Тантадруй заглянул в трактир, где стоял гул, как в потревоженном улье, и опять заныл:
— Тантадруй, как я теперь умру?
— Возьми кость, и божорно-босерна! — неожиданно выкрикнул Лука, и Тантадруй, невольно вздрогнув, послушно наклонился над горшком.
Некоторое время они сидели и громко высасывали кости. Когда все кончилось, Лука встал и потянулся.
— Ребята, как стемнеет, все к Хотейцу спать! — повелительно произнес он. — А теперь божорно-босерна! — Он отсалютовал и отправился на ярмарку. Русепатацис и Матиц Ровная Дубинка последовали за ним.
Тантадруй остался сидеть на скамье перед кучей обглоданных костей. Когда двери трактира распахивались, его окатывала беспокойная буйная волна музыки и песен. Но он не двигался; в печали своей он был незыблем, как скала. Мимо него проходили хозяева и батраки, купцы и перекупщики, старые и молодые; непослушные ноги несли их за угол и снова вели обратно. Одни грубо ругали дурачка, иные бросали ласковое слово, третьи молча совали в руку мелочь, четвертые хлопали по плечу и грустно замечали:
— Хорошо тебе, тронутому!
Наконец вышел Найденыш Перегрин. Возвратившись своим чередом из-за угла, он остановился рядом с Тантадруем и тряхнул его за плечо.
— Тантадруй, она была ненастоящая! — запричитал дурачок. — Я не умру!
— О, умрешь! Умрешь! — Перегрин встряхнул его сильнее, колокольцы дружно зазвенели. — А теперь пошли со мной!
— Тантадруй, а ты теперь споешь? — обрадовался несчастный.
— Ясное дело!
Перегрин привел его в трактир и усадил возле печки. Здесь было тепло и весело. Люди словно сошли с ума. Лица у всех были потные, глаза влажные и блестящие. Все громко говорили, смеялись, наливали в стаканы золотистое вино и с полными стаканами приставали к Перегрину, упрашивая его поиграть и спеть. Но парень только улыбался своей прекрасной улыбкой и отбивался длинными руками.
— Доминик! — завопил вдруг Округличар, человек необычайной физической силы, уже крепко подвыпивший, и повернулся к стражмейстеру, который восседал за отдельным столом и, обмакивая толстый палец в винную лужу, выводил на столе узоры. Над головой Доминика висели большие стенные часы, и тяжелый их маятник проходил над самой его лысиной, сверкавшей так, словно ее специально вычистили и оттерли под праздник. Округличар заметил, что черные думы овладели жандармом, и крикнул еще раз — Доминик, скажи ему, пусть сыграет!
— Именем закона, играй! — гаркнул стражмейстер и ткнул пальцем в Перегрина. При этом решительном акте он задел головой маятник, и тот остановился. Жандарм деловито вырвал его, швырнул под стол и торжественно сообщил: — Полицейского часа не будет!
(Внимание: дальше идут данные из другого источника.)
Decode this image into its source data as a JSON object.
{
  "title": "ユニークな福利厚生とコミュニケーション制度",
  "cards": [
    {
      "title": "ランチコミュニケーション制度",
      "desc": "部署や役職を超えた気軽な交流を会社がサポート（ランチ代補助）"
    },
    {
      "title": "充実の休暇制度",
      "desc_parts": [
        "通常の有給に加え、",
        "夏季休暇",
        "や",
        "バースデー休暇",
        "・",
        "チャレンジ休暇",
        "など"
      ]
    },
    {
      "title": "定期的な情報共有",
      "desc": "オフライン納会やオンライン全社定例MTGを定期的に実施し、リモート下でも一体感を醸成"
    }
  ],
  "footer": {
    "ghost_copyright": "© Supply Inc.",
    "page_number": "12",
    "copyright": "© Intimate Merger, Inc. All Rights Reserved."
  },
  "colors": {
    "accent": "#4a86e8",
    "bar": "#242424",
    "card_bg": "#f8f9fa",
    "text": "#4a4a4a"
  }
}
— Ура, полицейского часа не будет! — загудели вокруг. — Играй, Перегрин!
Парень улыбался. Неожиданно он подошел к Тантадрую и попросил у него колокольчики. Дурачок, всецело доверявший Перегрину, не возражал, напомнив только, чтобы он был осторожнее, ведь они предназначены мученикам.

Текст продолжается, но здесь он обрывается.